There are daffodils and there are daffodils. Some are so superior to the run-of-the-mill sorts that they deserve a place in every garden.
I was given three bulbs of the Narcissus ‘Beryl’ fifty years ago by the siblings Barbara and Phillip Gordon. The pair had a fascinating four-hectare garden around a bluestone copy of a Scottish castle. The castle, life-size so to speak, was built for a Miss Lydia Reid, a member of the Reid family who owned and subdivided land in Balwyn, the Reid estate, during the early part of the last century. Although the castle wasn’t haunted, the Gordons were haunted by ghost-hunting yobos every Saturday night. These idiots were the bane and torment of their lives.

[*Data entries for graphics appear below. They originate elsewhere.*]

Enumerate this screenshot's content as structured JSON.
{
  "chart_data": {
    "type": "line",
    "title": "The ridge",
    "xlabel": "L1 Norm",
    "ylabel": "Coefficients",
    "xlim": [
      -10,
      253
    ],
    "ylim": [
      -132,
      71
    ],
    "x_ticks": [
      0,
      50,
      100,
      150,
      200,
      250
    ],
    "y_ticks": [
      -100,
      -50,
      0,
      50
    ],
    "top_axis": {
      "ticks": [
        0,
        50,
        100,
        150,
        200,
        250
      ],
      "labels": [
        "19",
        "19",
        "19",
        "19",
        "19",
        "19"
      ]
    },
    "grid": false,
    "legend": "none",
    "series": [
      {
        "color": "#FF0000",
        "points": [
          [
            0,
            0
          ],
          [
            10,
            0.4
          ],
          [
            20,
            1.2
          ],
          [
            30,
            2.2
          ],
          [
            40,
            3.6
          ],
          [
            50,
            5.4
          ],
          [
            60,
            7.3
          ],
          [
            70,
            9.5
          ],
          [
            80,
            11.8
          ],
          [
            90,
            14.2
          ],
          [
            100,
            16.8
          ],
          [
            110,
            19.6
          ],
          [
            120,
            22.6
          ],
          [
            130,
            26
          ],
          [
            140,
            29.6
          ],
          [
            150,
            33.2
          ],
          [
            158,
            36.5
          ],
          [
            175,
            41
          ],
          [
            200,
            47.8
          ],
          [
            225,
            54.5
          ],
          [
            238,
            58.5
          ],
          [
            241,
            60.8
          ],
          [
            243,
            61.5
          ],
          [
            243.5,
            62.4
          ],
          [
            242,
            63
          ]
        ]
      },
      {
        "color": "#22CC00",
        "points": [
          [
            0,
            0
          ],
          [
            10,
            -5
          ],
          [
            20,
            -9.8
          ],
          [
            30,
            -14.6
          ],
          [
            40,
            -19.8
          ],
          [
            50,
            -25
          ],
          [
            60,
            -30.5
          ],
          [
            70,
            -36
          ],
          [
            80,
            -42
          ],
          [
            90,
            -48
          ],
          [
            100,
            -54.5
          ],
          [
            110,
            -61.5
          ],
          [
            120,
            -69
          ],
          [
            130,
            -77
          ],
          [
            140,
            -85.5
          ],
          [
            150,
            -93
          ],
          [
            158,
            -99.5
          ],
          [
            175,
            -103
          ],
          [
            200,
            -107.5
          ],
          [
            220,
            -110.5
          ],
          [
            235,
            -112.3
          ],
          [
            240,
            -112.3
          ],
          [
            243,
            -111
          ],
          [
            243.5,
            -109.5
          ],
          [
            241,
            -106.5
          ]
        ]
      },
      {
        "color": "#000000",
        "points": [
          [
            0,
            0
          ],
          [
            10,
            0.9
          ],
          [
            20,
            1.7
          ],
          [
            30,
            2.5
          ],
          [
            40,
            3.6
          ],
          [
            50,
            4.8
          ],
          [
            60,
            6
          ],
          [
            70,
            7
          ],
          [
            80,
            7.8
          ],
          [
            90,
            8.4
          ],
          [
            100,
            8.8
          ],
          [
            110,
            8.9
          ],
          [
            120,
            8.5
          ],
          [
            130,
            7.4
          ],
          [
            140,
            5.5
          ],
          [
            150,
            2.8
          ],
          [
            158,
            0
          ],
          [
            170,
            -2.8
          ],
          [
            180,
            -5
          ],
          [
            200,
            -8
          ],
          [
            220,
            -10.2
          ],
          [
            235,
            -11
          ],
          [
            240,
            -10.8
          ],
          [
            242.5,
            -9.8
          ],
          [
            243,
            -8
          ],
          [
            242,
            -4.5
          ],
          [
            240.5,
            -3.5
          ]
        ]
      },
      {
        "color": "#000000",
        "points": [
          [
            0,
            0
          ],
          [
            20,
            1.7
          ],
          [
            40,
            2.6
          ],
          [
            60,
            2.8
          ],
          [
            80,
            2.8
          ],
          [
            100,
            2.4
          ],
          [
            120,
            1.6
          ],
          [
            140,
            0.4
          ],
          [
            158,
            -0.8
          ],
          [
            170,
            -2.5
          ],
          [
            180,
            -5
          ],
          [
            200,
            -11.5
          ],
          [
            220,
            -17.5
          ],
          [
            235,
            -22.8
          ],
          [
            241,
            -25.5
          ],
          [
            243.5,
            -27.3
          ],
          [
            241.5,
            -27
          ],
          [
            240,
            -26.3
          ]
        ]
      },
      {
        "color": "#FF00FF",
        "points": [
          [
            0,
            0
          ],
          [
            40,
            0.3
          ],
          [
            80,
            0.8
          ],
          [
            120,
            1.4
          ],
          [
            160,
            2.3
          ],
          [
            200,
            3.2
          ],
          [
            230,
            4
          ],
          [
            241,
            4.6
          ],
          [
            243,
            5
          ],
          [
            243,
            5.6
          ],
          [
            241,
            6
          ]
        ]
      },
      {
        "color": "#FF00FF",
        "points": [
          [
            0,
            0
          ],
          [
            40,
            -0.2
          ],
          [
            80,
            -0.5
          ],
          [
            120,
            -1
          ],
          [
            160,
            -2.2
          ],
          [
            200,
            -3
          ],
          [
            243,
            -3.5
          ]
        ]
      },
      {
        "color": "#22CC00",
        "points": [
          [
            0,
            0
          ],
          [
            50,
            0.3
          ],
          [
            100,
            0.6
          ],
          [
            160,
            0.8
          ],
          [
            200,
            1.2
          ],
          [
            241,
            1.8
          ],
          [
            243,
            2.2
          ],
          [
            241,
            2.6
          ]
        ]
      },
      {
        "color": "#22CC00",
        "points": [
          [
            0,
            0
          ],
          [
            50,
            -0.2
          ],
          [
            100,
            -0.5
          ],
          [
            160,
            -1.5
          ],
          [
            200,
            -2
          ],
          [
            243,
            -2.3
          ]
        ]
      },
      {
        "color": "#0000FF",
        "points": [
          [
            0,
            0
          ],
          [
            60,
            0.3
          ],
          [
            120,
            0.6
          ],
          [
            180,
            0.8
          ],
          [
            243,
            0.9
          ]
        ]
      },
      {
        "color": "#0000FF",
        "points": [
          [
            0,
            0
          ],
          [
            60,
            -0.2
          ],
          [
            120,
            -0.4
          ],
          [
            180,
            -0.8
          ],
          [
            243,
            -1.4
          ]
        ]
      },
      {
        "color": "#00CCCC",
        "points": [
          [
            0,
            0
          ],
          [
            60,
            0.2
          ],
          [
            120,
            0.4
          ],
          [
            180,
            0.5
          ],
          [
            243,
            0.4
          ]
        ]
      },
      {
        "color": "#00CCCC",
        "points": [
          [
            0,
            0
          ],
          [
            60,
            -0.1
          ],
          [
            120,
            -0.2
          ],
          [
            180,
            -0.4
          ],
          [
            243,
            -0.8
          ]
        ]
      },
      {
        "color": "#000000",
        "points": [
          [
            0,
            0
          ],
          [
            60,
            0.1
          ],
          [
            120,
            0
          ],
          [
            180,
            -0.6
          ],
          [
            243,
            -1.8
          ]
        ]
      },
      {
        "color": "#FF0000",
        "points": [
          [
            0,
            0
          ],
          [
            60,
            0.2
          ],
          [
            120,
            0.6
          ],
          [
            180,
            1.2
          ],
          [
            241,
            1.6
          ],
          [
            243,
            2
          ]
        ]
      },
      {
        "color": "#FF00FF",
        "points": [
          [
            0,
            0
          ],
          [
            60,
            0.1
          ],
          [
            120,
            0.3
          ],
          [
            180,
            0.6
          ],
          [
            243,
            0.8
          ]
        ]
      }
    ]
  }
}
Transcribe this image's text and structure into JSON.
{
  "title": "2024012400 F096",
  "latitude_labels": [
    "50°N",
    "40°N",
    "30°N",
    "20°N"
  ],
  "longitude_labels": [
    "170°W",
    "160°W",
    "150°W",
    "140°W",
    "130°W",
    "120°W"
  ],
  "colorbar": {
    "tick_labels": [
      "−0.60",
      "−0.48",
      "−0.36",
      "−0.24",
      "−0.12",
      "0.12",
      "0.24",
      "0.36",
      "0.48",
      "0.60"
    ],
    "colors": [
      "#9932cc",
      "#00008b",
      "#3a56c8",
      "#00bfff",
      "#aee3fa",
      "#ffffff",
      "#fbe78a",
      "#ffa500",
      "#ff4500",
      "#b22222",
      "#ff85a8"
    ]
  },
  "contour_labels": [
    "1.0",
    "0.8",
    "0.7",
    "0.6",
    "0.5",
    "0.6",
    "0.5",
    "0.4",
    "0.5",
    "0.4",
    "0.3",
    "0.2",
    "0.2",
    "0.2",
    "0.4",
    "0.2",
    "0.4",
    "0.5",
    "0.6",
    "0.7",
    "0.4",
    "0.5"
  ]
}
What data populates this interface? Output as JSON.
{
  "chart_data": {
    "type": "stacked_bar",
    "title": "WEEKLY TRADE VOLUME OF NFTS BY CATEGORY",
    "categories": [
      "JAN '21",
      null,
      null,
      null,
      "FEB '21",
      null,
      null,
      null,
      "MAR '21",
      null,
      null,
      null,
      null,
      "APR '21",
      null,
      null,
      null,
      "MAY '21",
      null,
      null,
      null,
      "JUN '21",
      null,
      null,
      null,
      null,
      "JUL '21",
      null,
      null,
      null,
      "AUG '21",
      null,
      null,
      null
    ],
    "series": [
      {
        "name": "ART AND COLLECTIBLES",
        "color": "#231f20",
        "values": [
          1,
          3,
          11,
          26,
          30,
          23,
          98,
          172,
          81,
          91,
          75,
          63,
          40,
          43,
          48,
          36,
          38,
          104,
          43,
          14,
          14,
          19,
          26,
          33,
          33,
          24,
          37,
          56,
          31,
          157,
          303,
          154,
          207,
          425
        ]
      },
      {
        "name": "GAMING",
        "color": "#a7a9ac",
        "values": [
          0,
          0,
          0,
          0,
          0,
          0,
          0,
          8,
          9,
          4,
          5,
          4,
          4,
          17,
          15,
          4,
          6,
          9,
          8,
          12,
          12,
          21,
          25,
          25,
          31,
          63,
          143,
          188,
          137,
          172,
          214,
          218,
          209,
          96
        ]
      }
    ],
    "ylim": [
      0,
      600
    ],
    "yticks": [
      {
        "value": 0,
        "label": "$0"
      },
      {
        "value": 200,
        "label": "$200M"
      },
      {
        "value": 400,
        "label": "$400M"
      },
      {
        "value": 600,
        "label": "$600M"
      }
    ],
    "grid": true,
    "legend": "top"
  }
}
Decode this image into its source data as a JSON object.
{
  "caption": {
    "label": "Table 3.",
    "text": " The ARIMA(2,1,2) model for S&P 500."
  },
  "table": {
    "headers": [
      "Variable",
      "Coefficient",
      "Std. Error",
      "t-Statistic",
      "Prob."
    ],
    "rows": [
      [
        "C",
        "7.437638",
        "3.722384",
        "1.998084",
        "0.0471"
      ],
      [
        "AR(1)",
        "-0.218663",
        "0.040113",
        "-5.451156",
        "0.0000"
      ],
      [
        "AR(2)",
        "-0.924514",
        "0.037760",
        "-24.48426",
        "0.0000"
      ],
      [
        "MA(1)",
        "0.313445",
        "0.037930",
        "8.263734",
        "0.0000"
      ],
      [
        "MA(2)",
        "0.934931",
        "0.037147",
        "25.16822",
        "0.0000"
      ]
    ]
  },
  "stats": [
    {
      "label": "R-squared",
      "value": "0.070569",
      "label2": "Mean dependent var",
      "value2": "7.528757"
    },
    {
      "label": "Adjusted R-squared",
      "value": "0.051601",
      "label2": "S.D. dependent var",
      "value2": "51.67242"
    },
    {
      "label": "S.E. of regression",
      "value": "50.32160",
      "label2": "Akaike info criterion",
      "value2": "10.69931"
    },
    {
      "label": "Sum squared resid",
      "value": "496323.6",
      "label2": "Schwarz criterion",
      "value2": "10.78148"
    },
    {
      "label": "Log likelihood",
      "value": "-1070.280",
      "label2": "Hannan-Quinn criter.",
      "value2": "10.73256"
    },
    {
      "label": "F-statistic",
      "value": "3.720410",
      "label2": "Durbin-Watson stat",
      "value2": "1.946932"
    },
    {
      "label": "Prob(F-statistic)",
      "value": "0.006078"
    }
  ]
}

Be that as it may, their garden was full of treasures, especially alpine plants and bulbs. The siblings were instrumental in the birth of the Victorian branch of the Alpine Garden Society. I was a member for many years and learnt so much from the many really knowledgeable gardeners who populated the Society. On their death, the Gordons left a sum of money to the Alpine Garden Society. The society uses the income from this to give modest scholarships for young enthusiastic gardeners.
Back to Narcissus ‘Beryl’. It was raised by P.D. Williams before 1907 and its “…gracefully recurved straw-coloured petals mature to creamy white while the tiny cup turns from red to orange gold; resembles a lovely butterfly”. The flowers are held on strong 25- to 30-centimetre-tall stems. Its foliage, which grows less tall than the flowers, is upright and tidy. ‘Beryl’ is a terrific doer as any visitor to our garden will attest. Those three bulbs have increased exponentially. The garden has sweeps of countless thousands of bulbs, twenty or thirty thousand or even more all from the original three.
At the moment, the last week in August, they are in full glory in a wooded area of the garden.
Over time, as they become overcrowded, many Narcissus varieties suffer from daffodil blindness and stop producing flowers. Every bulb of ‘Beryl’, even after twenty odd years in the same spot, with up to thirty to forty bulbs per clump, will produce flowers. The flowers are produced over a long period and each flower is long lived.
The swept back petals, once described by the late Tommy Garnett as being “…like the ears of an angry horse”, are inherited from Narcissus cyclamineus, a small daffodil species native to north west Portugal and north west Spain. The petals of this species are fully reflexed and it has a long and narrow trumpet. All of its progeny have swept back petals. N. cyclamineus makes its home in damp spots in the wild. Its hybrids tolerate and flower well in moist parts of the garden as well as drier parts.
We have pots of Narcissus ‘Beryl’ for sale at the nursery. If you have fifty years to spare there is no reason why one pot of bulbs shouldn’t become twenty thousand.